Research articles on CRM and identify a CRM marketing trend that you want to be the basis of your article:
• Macro CRM Trends for 2020
• Social CRM Trends
• Trends in Big Data usage/application by companies
• Customer Experience/Engagement trends
• Trends in “membership” business models
• Trends in “subscription box” business models
• Trends in understanding customer insights through data §
• Trends in providing better customer experiences through data
Write a 900-1200-word article for LinkedIn that:
• Illuminates a current CRM marketing trend
• Incorporates a key CRM marketing fundamental you learned in class (see Boot Camp topics)
• Provides 3 examples of companies that are evidence of this trend
• Incorporates your POV on what you think about how the reader can apply what you’ve learned to future marketing issues or opportunities
• Reference additional anecdotes, insights, articles, cultural elements or other items that will make your article more interesting and relevant
• Incorporate a short bio at the bottom so the audience knows who the author is (you)

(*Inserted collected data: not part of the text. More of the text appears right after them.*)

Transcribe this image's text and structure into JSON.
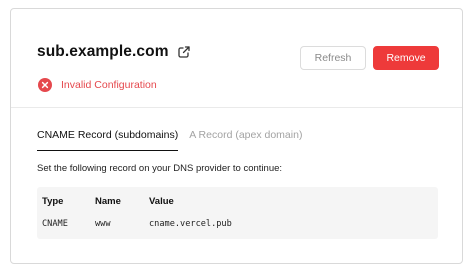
{
  "domain": {
    "name": "sub.example.com",
    "link_icon": "external-link-icon"
  },
  "status": {
    "icon": "error-circle-icon",
    "text": "Invalid Configuration",
    "color": "#e5484d"
  },
  "actions": {
    "refresh_label": "Refresh",
    "remove_label": "Remove",
    "remove_color": "#ee3a3a"
  },
  "tabs": [
    {
      "label": "CNAME Record (subdomains)",
      "active": true
    },
    {
      "label": "A Record (apex domain)",
      "active": false
    }
  ],
  "instructions": "Set the following record on your DNS provider to continue:",
  "record": {
    "headers": {
      "type": "Type",
      "name": "Name",
      "value": "Value"
    },
    "row": {
      "type": "CNAME",
      "name": "www",
      "value": "cname.vercel.pub"
    }
  }
}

• Find a picture to go with the article so when you post – it’s more engaging
• Write the headline and sub-headline to draw interest, reveal the thesis of the article
• Identify keywords and connect them so when you post, you article gets widely read
• Provide sources / incorporate within article
• Do not repurpose someone else’s article, this is your original content
Instructor Tips:
• Write about something you are interested in
• Provide examples (bad CRM examples, great CRM companies, issues with big data, risks with CRM social, great examples of social CRM, etc.)
• Plan to write, re-write, and re-write up to 7+ drafts until it reads well enough to post
• Write it for the reader: short sentences, bullets where appropriate, easily scanned with short paragraphs, sub heads, bolded out key items or phrases, lots of white space, credit sources
• See above, reader friendly is the key
• Edit, Edit, Edit, write 2000-2500 stunning words and edit down to 1000 words
• Ensure every sentence has a purpose, don’t tell the reader all you know, tell only what’s important
• Visit Professor Patrick’s LinkedIn profile to see examples of articles and what’s expected.